I had been looking at Daniel's circuit example posted in
a.b.s.e. In it, he included 7 current-limiting resistors.
You are right about only needing one, not two, of course. But
in the topology he illustrated, and if one assumes that the
output drivers are very strong (and not the somewhat more wimpy
ones usually found on real micros), then there is no avoiding
the resistor pair -- all possible pairs of output drivers need
to be permitted and that means you have to put resistors at each
I just took a look at your example, just now, to see the FETs
and so on. You've got 8+5=13 outputs involved. With a spin
switch, speaker, and red/green LED indicator pair, you've got 17
I/O pins. That pushes you to a 28-pin package, pretty much. It
has it's advantages, of course. But Daniel's can be done on a
16- or 18-pin package and (if one realizes that those current
limiting resistors aren't needed) with far fewer external parts.

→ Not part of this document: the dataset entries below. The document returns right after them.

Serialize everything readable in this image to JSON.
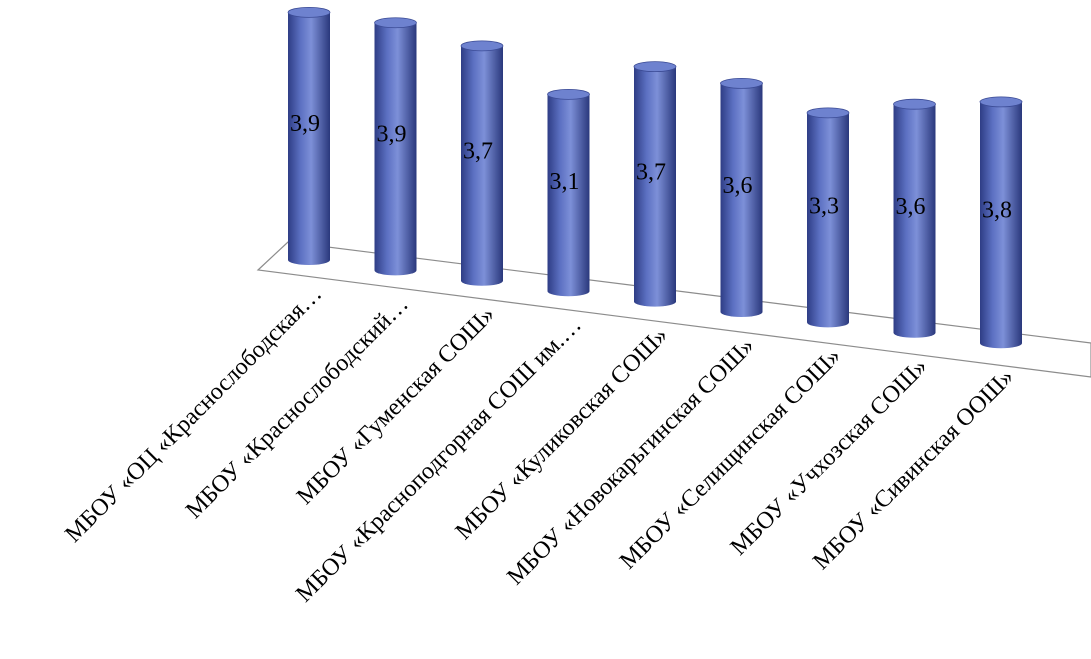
{
  "chart_data": {
    "type": "bar",
    "categories": [
      "МБОУ «ОЦ «Краснослободская…",
      "МБОУ «Краснослободский…",
      "МБОУ «Гуменская СОШ»",
      "МБОУ «Красноподгорная СОШ им.…",
      "МБОУ «Куликовская СОШ»",
      "МБОУ «Новокарьгинская СОШ»",
      "МБОУ «Селищинская СОШ»",
      "МБОУ «Учхозская СОШ»",
      "МБОУ «Сивинская ООШ»"
    ],
    "values": [
      3.9,
      3.9,
      3.7,
      3.1,
      3.7,
      3.6,
      3.3,
      3.6,
      3.8
    ],
    "value_labels": [
      "3,9",
      "3,9",
      "3,7",
      "3,1",
      "3,7",
      "3,6",
      "3,3",
      "3,6",
      "3,8"
    ],
    "ylim": [
      0,
      3.9
    ],
    "style": "3d-cylinder",
    "bar_color": "#5b6fbf",
    "grid": false,
    "legend": "none"
  }
}
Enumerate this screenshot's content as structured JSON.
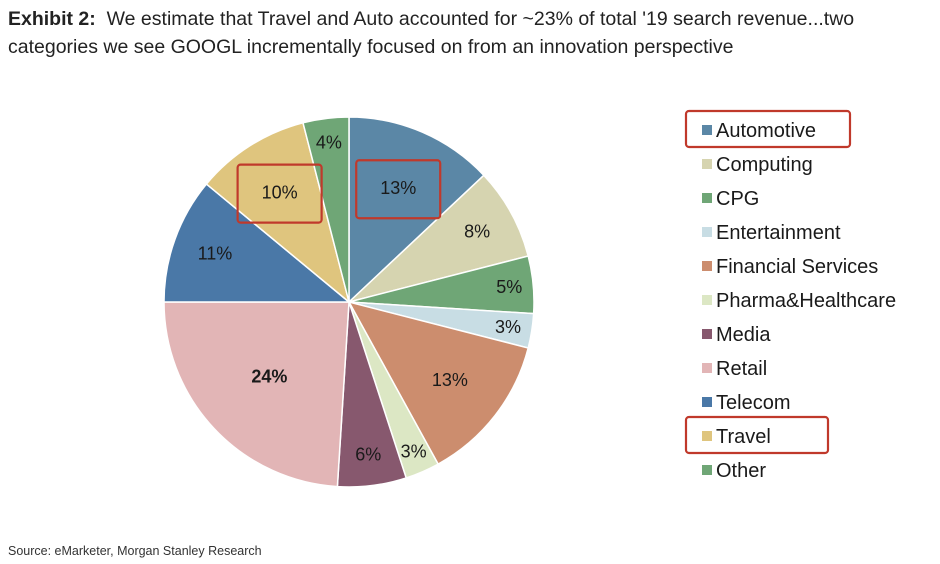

>> V(forward) = 1.55V + I(forward) * 21 ohms
>> So we have this equivalent, when an LED is selected and ON:
>> +3.6V <---/\/\/----|>|----/\/\/---> 0V
>> 60 60
> I'm imagining a 5V system, like this, say with a pulsed 25mA
> in the high-efficiency LEDs.
>. R 2n7000 LED PIC
>. ___ ___
>. +5 --/\/\--' '-----|>|-----' '--- gnd
>. 68 10 1.55V 60
In Daniel's topology, the model I showed is about right. In the
model you show here for your arrangement, is that 68 ohm
resistor represented in your circuit shown elsewhere? Or is it
to model the LED?
You see, if you expand my model more fully:
| MSP430 | <--- LED ----> | MSP430 |
+3.6V <---/\/\/-----|>|----/\/\/-----/\/\/---> 0V
60 1.55V 21 60
That now includes the internal resistance to model the high
efficiency red. Current is (Vcc - 1.55)/(60+21+60).
Your model shown above doesn't illustrate that 21 ohm resistor,
from what I can see. So that's why I'm asking.
> One issue, in this simplified scheme the MOSFET may have more
> than 10 ohms of resistance, given that it only has a miserly
> 2.0V of gate drive. If the microprocessor had a lower Ron, say
> 20 ohms, then R would be 110 ohms to set 25mA, and the 2n7000
> FET would have a more reasonable 3.0V of gate drive. Probably
> a set of five NPN transistors with base resistors would be better
> suited as pullups, to solve the FET's Vgs(on) issue.
For simplicity's sake and without some explicit need for the
external driving parts, I'd tend to prefer Daniel's circuit
modified to eliminate the current-limiting resistors. I think a
PIC16F628, for example, could do it using the internal RC
oscillator in a PDIP18 package. I just like fewer parts.